Auch Pfarrer Frank Schneider, Superintendent des evangelischen Kirchenkreises Gütersloh, beobachtet diese neuen Regelungen mit Sorge: „Sozial benachteiligte Menschen wurden bei der Ausweitung der Corona-Schutzmaßnahmen vergessen.“ Solidarisch und christlich sei es, auch weiterhin auf die Schwächsten zu schauen. „Und dazu zählen nicht nur unsere älteren Mitbürger, sondern auch sozial benachteiligte Menschen – und eben auch Familien und Bezieher von kleinen Renten.“

„Zunehmende Spaltung der Gesellschaft“

Dechant Josef Dieste von der katholischen Kirche ergänzt: „Das politische Versäumnis, armen Menschen durch die Corona-Krise zu helfen, wird damit erneut offenbart.“ Er sieht eine zunehmende Spaltung der Gesellschaft – einer Gesellschaft, in der ein Teil immer weiter ins Abseits gerate.

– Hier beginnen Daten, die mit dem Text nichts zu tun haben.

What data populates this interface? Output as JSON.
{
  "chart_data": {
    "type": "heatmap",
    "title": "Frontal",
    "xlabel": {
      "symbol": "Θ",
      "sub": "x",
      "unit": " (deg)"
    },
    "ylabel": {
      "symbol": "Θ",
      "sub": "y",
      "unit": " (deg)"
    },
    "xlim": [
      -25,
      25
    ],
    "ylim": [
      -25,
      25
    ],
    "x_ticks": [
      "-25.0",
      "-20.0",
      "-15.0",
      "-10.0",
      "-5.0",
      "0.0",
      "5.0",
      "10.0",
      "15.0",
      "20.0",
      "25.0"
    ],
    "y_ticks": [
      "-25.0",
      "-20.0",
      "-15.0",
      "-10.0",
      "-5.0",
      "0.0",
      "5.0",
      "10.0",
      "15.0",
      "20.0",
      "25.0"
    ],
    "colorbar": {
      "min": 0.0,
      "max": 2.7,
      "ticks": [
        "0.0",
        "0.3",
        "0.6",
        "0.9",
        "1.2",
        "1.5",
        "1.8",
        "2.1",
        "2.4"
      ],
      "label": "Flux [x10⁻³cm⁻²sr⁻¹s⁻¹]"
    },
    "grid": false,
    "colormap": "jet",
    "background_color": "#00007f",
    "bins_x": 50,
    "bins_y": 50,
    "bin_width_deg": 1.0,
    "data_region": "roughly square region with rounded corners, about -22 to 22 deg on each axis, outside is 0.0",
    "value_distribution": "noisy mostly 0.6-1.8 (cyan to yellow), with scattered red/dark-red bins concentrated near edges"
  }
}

Volker Brüggenjürgen, Vorstand des Caritasverbands für den Kreis Gütersloh, sieht die Empfänger von Hartz IV und von Kurzarbeit betroffene Familien dadurch vor einer existenziellen Wahl.

Erhöhtes Risiko von Virusübertragung

„Kaufe ich für meine Familie und mich medizinische Masken oder kann ich ihr ein frisches Mittagessen auf den Tisch stellen?“, bringt er das Dilemma auf den Punkt. Die Verantwortlichen weisen auf eine Gefahr hin: Masken werden länger getragen, als sie sollten – was das Risiko einer Virusübertragung erhöht. „Grundsätzlich ist gegen eine Pflicht zum medizinischen Mund-Nase-Schutz nichts einzuwenden“, sind sich daher alle Beteiligten einig. „Aber dann muss auch jedem die Chance gegeben werden, dieser Pflicht nachzukommen – ohne dass es zulasten von Sicherheit oder schlichtweg dem Essen auf dem Tisch geht.“ Weitere Informationen zur Maskenausgabe gibt es zeitnah auf den Webseiten der Diakonie Gütersloh und Caritas Gütersloh.